I love this artwork of a house by Lichtenstein. From a far and looking at it headon, it appears to be a gigantic cutout of a two-dimensional house. As you approach, the solid lines seem to move and when you shift to the right it´ll slowly reveal itself to be a three-dimensional piece. That is, it took a three-dimensional design to give you the illusion of two-dimensionality.
There is another room at the first floor which had a number of tall and thin vertical pillars showing scrolling texts - yup, just like the ones you see in Jollibbee advertising pancit palabok. The message on each pillar is different but each one is so personal that we´d only dare say this to a lover: I LICK YOU...I SMELL YOU ON MY CLOTHES...I LOVE IT WHEN YOU TOUCH ME THERE...
The exhibition on the third floor was by this sculptor but we weren´t too interested enough in sculptures to linger there. Neera was goofing off and accidentally bumped into one of the stands with a sculpture on top and it moved a bit. I don´t think an apology no matter how oversincere would get her off the hook if a museum piece on exhibit at the Guggenheim fell crashing down and broke off into three other pieces - hey, wouldn´t that mean more art for the museum to display?
We got out of the Guggenheim ten minutes before we saw Agatha walking towards Scooby Doo. It rained while we were inside and the weather got a lot chillier. It was time for Cleveland and I to say good-bye to Neera and Agatha. They were on their way to Vitoria to spend the night there while we were going to take a Bilbao bus back to Barcelona.
We were all standing near Scooby Doo and it was a little sad for all of us to part. We all promised to keep in touch and Agatha extended an invite to see Madrid as Cleveland and I have never been there.

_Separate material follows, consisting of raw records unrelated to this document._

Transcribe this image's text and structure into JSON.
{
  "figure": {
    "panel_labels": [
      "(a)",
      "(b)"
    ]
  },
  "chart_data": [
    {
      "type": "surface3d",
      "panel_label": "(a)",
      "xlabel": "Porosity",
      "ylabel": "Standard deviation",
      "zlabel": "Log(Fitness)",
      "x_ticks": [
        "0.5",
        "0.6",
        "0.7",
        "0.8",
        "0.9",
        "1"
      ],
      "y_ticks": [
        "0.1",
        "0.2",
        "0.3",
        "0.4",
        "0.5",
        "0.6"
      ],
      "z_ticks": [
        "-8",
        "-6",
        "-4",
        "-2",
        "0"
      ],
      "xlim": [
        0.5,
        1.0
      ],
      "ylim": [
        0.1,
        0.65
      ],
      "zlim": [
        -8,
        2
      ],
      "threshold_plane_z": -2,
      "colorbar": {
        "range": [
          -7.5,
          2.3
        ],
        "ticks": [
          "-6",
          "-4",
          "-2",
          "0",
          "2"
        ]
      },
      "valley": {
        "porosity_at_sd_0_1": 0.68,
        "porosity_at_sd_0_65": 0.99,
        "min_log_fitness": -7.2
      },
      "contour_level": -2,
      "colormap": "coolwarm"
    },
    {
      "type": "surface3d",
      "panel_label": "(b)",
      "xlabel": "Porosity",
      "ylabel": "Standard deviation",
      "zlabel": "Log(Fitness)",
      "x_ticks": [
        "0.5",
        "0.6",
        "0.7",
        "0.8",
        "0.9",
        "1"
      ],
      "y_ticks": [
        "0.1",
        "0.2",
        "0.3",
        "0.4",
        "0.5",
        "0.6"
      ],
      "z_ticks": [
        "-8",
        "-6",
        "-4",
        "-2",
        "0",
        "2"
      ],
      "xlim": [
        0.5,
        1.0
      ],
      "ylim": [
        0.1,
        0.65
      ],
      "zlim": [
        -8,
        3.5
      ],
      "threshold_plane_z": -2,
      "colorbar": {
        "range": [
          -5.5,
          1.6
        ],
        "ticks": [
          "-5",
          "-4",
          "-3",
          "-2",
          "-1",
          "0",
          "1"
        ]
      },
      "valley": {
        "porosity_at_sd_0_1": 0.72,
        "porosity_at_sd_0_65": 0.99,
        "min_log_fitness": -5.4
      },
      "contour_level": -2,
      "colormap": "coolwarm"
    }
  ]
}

"Let´s say good-bye the Spanish way, shall we? Otherwise, it wouldn´t feel right." Agatha said.
And so Cleveland and I gave Neera and Agatha double besos like old friends do.
Left on our own in Bilbao, we had time to kill before our long bus ride and so decided to have a really good Basque dinner after last night´s disappointment. We looked long and hard for the best restaurant the city could offer and it looks like we found it.
It´s along Calle Del Perro in Bilbao´s Casco Viejo. The name of the restaurant has since escaped me but I had eaten the best salad of my life there. It´s a seafood salad with lettuce topped by octopus and lobster bits and shellfish on the side. When I go on dates from now on, I´d specifically order a salad so I can go, "You know where I had the best salad of my life? It was at this quaint restaurant in Bilbao´s old quarter..."
We also got callos, morros (caldareta using only bits of a cow´s head), and squid - all of these were just damn perfect. Well, not quite kasi alang patis.
We were the last ones in the restaurant and the waiter was busy cleaning up for the day. He asked me how the meal was and I said that it was "perfecto" and made that thing with my thumb and forefinger and kissy lips to say that it was delicious. He smiled and seemed to appreciate this Asian´s appraisal that he gave us complimentary afterdinner schnapps which, after the whole bottle of wine we finished, seemed a little excessive. But how can you say no to free booze right?
Salud. Here´s to the perfect day spent in Bilbao, Spain.